Aşıklık, vuslat hayali kurmadan sevgilinin gönlüne girme mücadelesidir. Zira, sevgili aşığını sevmezse, aşığın uğraşması boşunadır. Aşık, bir ömür, bir gölgenin peşinde sürüklenen biçaredir. Bütün mesele, maşukun gönlüne girebilmektir. Aşık çekilmezse, feryat figan arşı tutar. Vuslat, aşığın Cennet’idir. Cennet, sevgilinin sevgisidir. “Bana seni gerek seni.” diyen Yunus Emre aşıkların piri olur bu babda.
Karşılıksız sevgi, devası olmayan bir derttir. Yıkımdır hatta bir ömür boyu. Azab-ı Cehennem’dir bu alemde. Vuslat, iki can bir beden olmaktır. Bedensiz tek can olmaktır hatta. Evet evet beden, sevdanın zindanıdır. Aşkın tutsak edildiği kafestir beden. Bu engel aradan kalkmadan kavuşmak hayal-i muhaldir. Bu yüzden, “aşk ölmekle başlar.” canlar.
Ayrılık, muhabbeti; muhabbet, acıları, elemi davet eder. Elemler, acılar, gerçek aşık için baldan tatlıdır, zira vuslatın habercisidir. Ham olan, olmak; çiğ kişi, pişmek zorundadır. İnsanın olması, pişmesi için pek yüksek ısıya ihtiyaç vardır. O da ayrılık ve aşk ateşinin hararetinden başkası değildir. “Muhabbet bağı ortaya çıkınca, sevgili de seven gibi çaresiz bağlanır.” Bülbülün feryadı, boşuna değildir.
Âdem ve adem. Bir var, bir yok. Sen yoktun, sevgili hep vardı. Senin varlığın O’ndan yadigar. Adem(yokluk), geldiğin o uzak diyar. Birbirine çok benzeyen iki zıt kelime. Her şeyin başı sevgili, hub, sevda, seni var eden var. Sonra, ‘Kün fe yekün.’ Bir şimşek çakar, her şey ortaya çıkar.
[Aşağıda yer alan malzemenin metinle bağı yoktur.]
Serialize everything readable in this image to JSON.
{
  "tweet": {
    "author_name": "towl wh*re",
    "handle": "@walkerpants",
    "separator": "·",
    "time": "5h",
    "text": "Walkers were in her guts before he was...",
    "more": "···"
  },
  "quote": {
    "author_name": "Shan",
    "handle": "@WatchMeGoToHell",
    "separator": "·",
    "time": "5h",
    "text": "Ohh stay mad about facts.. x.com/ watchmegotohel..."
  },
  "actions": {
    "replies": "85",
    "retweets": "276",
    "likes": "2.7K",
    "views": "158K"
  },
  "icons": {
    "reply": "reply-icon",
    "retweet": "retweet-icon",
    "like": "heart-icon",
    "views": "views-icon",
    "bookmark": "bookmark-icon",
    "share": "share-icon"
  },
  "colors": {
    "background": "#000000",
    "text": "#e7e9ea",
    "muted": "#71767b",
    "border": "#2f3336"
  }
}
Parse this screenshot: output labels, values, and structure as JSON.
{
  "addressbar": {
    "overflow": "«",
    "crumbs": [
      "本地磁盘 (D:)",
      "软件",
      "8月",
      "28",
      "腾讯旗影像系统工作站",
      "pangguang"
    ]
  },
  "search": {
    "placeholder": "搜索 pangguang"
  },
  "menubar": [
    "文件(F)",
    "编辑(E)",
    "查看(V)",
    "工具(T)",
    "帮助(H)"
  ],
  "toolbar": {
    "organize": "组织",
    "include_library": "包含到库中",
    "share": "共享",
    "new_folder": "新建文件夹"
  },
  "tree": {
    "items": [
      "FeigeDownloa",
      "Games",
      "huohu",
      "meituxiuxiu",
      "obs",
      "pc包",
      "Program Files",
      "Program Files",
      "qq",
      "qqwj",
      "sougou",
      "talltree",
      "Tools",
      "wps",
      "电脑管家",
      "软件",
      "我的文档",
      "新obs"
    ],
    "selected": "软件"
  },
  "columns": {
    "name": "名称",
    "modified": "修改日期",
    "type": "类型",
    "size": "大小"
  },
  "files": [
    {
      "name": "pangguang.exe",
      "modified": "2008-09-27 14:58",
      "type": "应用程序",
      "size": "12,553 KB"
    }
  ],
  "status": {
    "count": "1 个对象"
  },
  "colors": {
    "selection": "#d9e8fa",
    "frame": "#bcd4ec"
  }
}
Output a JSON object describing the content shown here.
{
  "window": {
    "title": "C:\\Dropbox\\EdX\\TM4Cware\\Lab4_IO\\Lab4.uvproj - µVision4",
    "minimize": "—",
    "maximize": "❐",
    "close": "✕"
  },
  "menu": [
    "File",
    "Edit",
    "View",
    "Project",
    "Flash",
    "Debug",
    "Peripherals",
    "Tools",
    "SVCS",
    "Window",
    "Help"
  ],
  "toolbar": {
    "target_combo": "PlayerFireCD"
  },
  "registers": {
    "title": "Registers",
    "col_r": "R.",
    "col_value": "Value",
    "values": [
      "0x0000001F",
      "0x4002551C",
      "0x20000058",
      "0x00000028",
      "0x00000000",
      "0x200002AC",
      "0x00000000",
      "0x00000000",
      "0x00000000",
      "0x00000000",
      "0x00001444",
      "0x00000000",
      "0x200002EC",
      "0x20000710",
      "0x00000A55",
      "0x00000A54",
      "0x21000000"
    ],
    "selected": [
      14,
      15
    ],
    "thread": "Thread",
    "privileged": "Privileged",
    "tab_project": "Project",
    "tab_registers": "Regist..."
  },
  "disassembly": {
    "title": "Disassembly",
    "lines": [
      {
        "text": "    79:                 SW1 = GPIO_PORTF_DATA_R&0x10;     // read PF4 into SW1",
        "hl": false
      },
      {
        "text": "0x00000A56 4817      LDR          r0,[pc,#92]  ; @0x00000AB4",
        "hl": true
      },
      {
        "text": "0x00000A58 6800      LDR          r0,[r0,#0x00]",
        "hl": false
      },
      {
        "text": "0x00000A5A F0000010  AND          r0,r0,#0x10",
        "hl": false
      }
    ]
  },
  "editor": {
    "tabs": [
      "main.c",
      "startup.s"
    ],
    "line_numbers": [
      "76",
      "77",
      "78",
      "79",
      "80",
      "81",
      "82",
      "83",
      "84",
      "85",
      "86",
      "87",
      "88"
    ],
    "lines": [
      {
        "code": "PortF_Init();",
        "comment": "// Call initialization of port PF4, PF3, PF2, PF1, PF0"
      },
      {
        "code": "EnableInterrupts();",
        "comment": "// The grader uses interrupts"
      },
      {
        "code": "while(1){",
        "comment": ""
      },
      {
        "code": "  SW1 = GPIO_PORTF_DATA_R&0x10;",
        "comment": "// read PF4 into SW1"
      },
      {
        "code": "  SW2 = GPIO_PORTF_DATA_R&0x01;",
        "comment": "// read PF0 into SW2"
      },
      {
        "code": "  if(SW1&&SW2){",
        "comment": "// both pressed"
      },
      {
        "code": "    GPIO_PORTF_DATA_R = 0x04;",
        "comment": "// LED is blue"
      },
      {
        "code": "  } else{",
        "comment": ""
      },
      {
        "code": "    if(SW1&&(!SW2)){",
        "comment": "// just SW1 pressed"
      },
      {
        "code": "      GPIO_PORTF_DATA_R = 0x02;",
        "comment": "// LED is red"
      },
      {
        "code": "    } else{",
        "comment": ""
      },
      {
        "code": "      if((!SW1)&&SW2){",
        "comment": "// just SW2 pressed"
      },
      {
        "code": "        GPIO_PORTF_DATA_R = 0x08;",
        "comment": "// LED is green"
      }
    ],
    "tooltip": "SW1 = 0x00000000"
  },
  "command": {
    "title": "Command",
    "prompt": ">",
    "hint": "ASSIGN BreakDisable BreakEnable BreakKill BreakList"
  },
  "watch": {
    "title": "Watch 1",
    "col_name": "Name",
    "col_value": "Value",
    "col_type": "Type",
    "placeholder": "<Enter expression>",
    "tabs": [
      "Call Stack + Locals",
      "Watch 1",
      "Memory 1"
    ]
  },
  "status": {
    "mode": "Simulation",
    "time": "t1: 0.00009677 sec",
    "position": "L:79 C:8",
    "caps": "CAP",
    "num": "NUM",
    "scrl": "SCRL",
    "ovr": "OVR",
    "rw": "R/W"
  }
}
Bir zerre doğar, hiçbir yere sığmayan, her şey ona sığar. Bir damla kan, bin keder taşır. Gün gelir serini sevdaya salar, bi-nişan olur. Bir yok, bir var. Vardan geldin, yâre gittin. Hub’dan geldin, Hub’a düştün. Nerden gelip nereye gittiğini bilmek gerek. Gün geldi dondun, gün geldi yandın.
Yâri arzulayan ar etmeyecek. Ya zar edip sırrını izhar etmeyecek, nasıl olacaksa artık; ya da aleme rüsva olmayı göze alıp ahu vah edecek. Çare yok. Rüzgar ve kuru yaprak misali. Ya savrulacaksın oradan oraya, ya da elinden tutacak sıcak bir el. Bütün mesele de bu. Sevgili istemezse, yanmak mukadder. Yağmurlar, çaylar, ırmaklar hatta deryalar dökseniz gözlerinizden bir faydası olur mu? Ümit her zaman vardır. Sevgili ağlatmayı sever. Sevdiğini ağlatır derler, ağlattığını sever. Hoş aşığın başka da çaresi yoktur. Feryat figan sahraları çölleri gezer, gözünden âb-ı zülal döker. Ola ki insafa gelir dildar, merhamet eder.